Scholars repeatedly appeal to correspondences between ANE literature and the Bible. For example, the Enuma Elish (a Babylonian creation account) supposedly proves that the writer(s) of the biblical creation account in Genesis aligned it with the Babylonian account. However, a basic comparison of the elements and characteristics of both accounts reveals that the similarities are artificial. Oswalt reminds his readers, “In fact it is important to point out that the Enuma Elish is not about ‘creation’ at all” (101). Genesis speaks of God creating something that did not exist before; Enuma Elish recounts the emergence of the world from pre-existent chaotic matter. Some scholars associate tehom (“the deep”) in Genesis 1 with the Canaanite chaos monster Tiamat because of similarity due to lexical origin. However, the potential association only demonstrates that Hebrew is a Semitic language, not that the writer conscientiously made either direct or indirect reference to Tiamat (102). Overdrawn similarities often continue outside Genesis in other OT literature like the Psalter. No matter how many claims some scholars make regarding Canaanite influence on the literature, imagery, and concepts of the biblical psalmists, evidence in the Ugaritic literature consistently manifests a clear distinction from anything in the biblical text or a total absence of any analogue (104-7). As Oswalt puts it, “the undoubted similarities . . . do not indicate a common way of thinking” (107).

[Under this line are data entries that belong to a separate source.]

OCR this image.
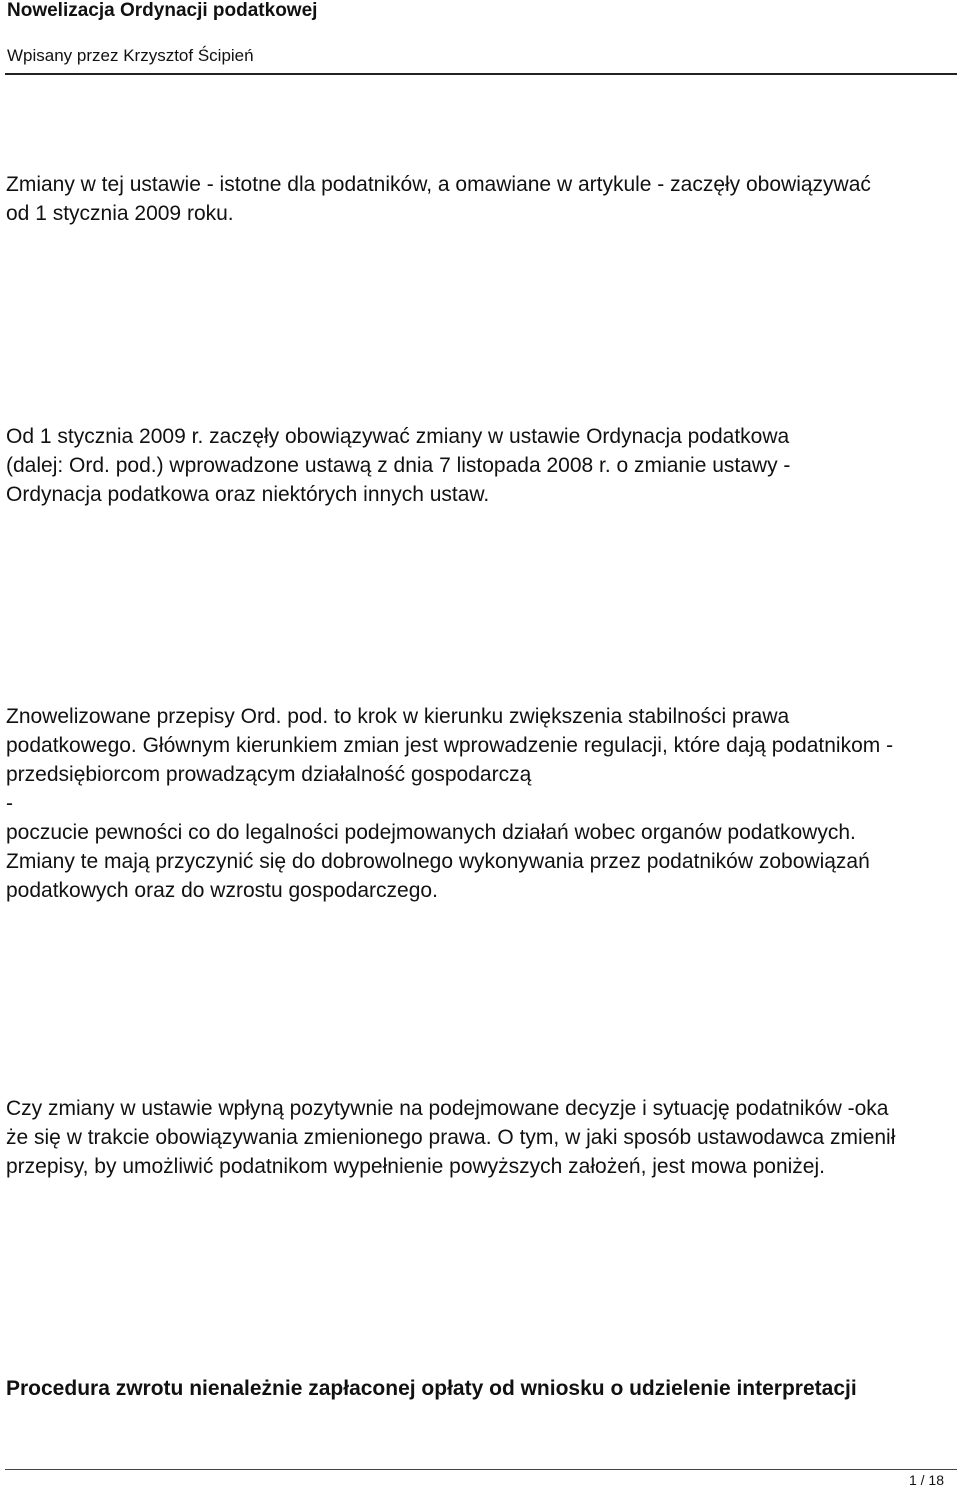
Nowelizacja Ordynacji podatkowej
Wpisany przez Krzysztof Ścipień
Zmiany w tej ustawie - istotne dla podatników, a omawiane w artykule - zaczęły obowiązywać
od 1 stycznia 2009 roku.
Od 1 stycznia 2009 r. zaczęły obowiązywać zmiany w ustawie Ordynacja podatkowa
(dalej: Ord. pod.) wprowadzone ustawą z dnia 7 listopada 2008 r. o zmianie ustawy -
Ordynacja podatkowa oraz niektórych innych ustaw.
Znowelizowane przepisy Ord. pod. to krok w kierunku zwiększenia stabilności prawa
podatkowego. Głównym kierunkiem zmian jest wprowadzenie regulacji, które dają podatnikom -
przedsiębiorcom prowadzącym działalność gospodarczą
-
poczucie pewności co do legalności podejmowanych działań wobec organów podatkowych.
Zmiany te mają przyczynić się do dobrowolnego wykonywania przez podatników zobowiązań
podatkowych oraz do wzrostu gospodarczego.
Czy zmiany w ustawie wpłyną pozytywnie na podejmowane decyzje i sytuację podatników -oka
że się w trakcie obowiązywania zmienionego prawa. O tym, w jaki sposób ustawodawca zmienił
przepisy, by umożliwić podatnikom wypełnienie powyższych założeń, jest mowa poniżej.
Procedura zwrotu nienależnie zapłaconej opłaty od wniosku o udzielenie interpretacji
1 / 18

This reviewer admits to a certain frustration with The Bible Among the Myths. With each passing page, he kept expecting a treatment of the matter of the Bible’s borrowing or employing ANE myth, mythical characters, and mythical imagery. A quick check of the “Author Index” (203-4) found that Oswalt makes no reference to the work of Elmer Smick on mythology in the Book of Job. Smick’s work must be considered foundational to such a discussion, so why its conspicuous absence? With the transition from the superb treatment of the topic of myth in the first half of the book to the topic of history, the direction of investigation continues down a separate path. Having established that the Bible is not myth, Oswalt does not resolve how biblical writers might have employed ANE myths. The second half of the volume presents a contrast between a conservative and biblical historiography as opposed to a non-conservative or postmodern historiography. The discussion is valuable, but leaves the reader hanging with unanswered questions about whether the Bible utilizes ANE myths.
One of the most helpful aspects of Oswalt’s comparative analysis of the Bible’s approach to history vs. the ANE’s approach to history (146-47) replicates differences identified by John Walton in Ancient Israelite Literature in Its Cultural Context (Zondervan, 1989). The tenth chapter of The Bible Among the Myths concludes by describing the views of four scholars with regard to biblical history: John Van Seters (172-75), Frank Cross (175-77), William Dever (177-81), and Mark Smith (181-84). Oswalt concludes that these scholars (and others) have not presented “a convincing explanation for the unique features of the biblical worldview and the ways in which that worldview affects the understanding of reality in the Bible” (184). The only satisfactory viewpoint regarding the nature of biblical revelation resides in its uniqueness in the world, not its apparent similarities to ANE literature and worldviews (192, 194).
This volume represents a distinct and high view of Scripture, its inspiration and veracity. Oswalt exposes the evolutionary, humanistic, and antisupernatural characteristics of opposition to the Bible’s uniqueness as divine revelation. He makes a significant contribution to the discussion of myth and history related to the Bible.